Japan shares plunge by 10pc on radiation leak fears
Japanese stocks plunged 10.6 per cent, posting the worst two-day losing streak since 1987, on reports of rising radiation near Tokyo, suggesting any deterioration at a quake-hit nuclear plant could trigger more panic selling led by hedge funds.
The yen tripped on talk of intervention and bond yields rose as investors sold debt to offset losses in the stock market. The scale and speed of the equity selloff, on record volume for a second day running, forced fund managers to sit on the sidelines.
“Even if we wanted to sell today there was very little we could do,” said a fund manager at a Japanese fund, asking not to be named because he was not authorised to speak to the media.
“We didn’t sell and waited sidelined because hedge funds were just dumping stocks in panic.”
At one point the broader Nikkei plunged 14 per cent after Prime Minister Naoto Kan said the risk of nuclear contamination was rising at the Fukushima Daiichi complex on Japan’s ravaged northeastern coast, 240 km (150 miles) north of Tokyo.
Equity futures fell and the yen rallied as risky assets were dumped. The yen steadied soon after, raising suspicion that authorities had intervened. The Ministry of Finance declined to comment on intervention.
In contrast to Monday’s trading, when construction stocks rose, none of the 225 constituents of the benchmark Nikkei average gained on Tuesday. The broad TOPIX index of Japanese stocks has dropped by 16.3 percent this week, the worst two-day losing streak since the global equity crash of October 1987.
“All focus is on the nuclear crisis. In the situation where the crisis appears to be worsening, foreign investors, domestic fund operators are pulling out from Japanese shares,” Hideyuki Ishiguro, a supervisor at Okasan Securities in Tokyo.
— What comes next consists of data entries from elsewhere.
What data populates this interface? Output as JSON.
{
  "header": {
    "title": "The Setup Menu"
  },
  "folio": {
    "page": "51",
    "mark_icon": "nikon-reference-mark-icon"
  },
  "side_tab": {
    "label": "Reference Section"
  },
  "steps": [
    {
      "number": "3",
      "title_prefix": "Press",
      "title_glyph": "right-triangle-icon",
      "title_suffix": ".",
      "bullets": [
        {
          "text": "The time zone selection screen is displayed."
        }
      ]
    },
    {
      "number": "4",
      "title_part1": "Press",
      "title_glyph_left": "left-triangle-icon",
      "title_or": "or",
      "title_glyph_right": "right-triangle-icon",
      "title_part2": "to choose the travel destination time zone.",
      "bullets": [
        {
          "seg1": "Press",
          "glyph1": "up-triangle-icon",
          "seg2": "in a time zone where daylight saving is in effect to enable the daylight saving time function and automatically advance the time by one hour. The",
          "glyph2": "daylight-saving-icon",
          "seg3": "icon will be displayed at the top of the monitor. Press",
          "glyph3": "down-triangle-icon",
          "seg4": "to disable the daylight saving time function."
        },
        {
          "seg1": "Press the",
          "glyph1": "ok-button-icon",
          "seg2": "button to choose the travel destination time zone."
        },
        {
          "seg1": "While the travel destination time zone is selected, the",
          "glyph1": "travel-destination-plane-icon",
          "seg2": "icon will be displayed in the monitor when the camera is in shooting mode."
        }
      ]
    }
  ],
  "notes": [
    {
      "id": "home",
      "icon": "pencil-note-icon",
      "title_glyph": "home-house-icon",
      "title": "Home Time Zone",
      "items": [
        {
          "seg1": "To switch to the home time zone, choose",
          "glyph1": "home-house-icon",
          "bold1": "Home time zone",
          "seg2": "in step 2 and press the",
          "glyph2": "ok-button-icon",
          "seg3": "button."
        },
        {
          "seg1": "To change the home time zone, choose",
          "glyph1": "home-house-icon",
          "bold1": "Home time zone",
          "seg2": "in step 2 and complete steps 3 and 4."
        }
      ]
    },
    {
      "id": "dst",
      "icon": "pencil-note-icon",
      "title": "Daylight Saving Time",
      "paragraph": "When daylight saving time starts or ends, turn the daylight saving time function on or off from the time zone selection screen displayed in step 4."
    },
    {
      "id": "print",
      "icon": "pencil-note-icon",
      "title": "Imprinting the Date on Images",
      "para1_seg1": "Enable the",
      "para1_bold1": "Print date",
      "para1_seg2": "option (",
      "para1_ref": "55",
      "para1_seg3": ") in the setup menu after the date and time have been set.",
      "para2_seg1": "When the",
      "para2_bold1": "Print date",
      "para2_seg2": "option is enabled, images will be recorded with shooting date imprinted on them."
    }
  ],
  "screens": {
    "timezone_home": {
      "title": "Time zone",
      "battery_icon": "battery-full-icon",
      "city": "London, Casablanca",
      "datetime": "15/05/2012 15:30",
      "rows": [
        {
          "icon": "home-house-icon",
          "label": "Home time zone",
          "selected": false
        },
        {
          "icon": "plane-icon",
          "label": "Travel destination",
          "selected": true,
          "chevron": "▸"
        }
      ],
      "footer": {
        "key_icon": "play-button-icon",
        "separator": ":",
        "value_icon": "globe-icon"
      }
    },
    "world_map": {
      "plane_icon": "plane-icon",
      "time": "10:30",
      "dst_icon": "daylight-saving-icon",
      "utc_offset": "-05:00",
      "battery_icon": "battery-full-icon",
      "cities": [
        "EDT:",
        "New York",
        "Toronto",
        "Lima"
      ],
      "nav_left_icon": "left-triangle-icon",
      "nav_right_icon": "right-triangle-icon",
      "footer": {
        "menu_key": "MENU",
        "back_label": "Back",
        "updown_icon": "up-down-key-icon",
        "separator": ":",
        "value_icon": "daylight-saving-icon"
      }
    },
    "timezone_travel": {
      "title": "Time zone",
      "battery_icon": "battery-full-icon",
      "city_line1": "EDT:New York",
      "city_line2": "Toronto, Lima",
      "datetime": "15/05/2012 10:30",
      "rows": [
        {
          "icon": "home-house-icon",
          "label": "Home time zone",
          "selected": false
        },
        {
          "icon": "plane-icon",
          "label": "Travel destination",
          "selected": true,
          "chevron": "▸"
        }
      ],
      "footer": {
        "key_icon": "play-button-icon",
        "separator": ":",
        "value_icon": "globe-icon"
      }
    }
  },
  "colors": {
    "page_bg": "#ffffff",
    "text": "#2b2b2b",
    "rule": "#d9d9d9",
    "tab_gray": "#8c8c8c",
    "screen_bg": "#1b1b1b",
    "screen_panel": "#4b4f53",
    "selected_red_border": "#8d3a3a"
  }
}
The Tokyo Stock Exchange’s biggest companies have lost about $626bn in value this week. Volumes on the TSE first section were 5.77BN shares, a nearly 20 per cent increase from the record peak reached the previous day, itself the biggest since World War Two.
The Nikkei share average .N225 dropped 10.6 per cent to 8,605.15, the biggest percentage loss since the global financial crisis of 2008.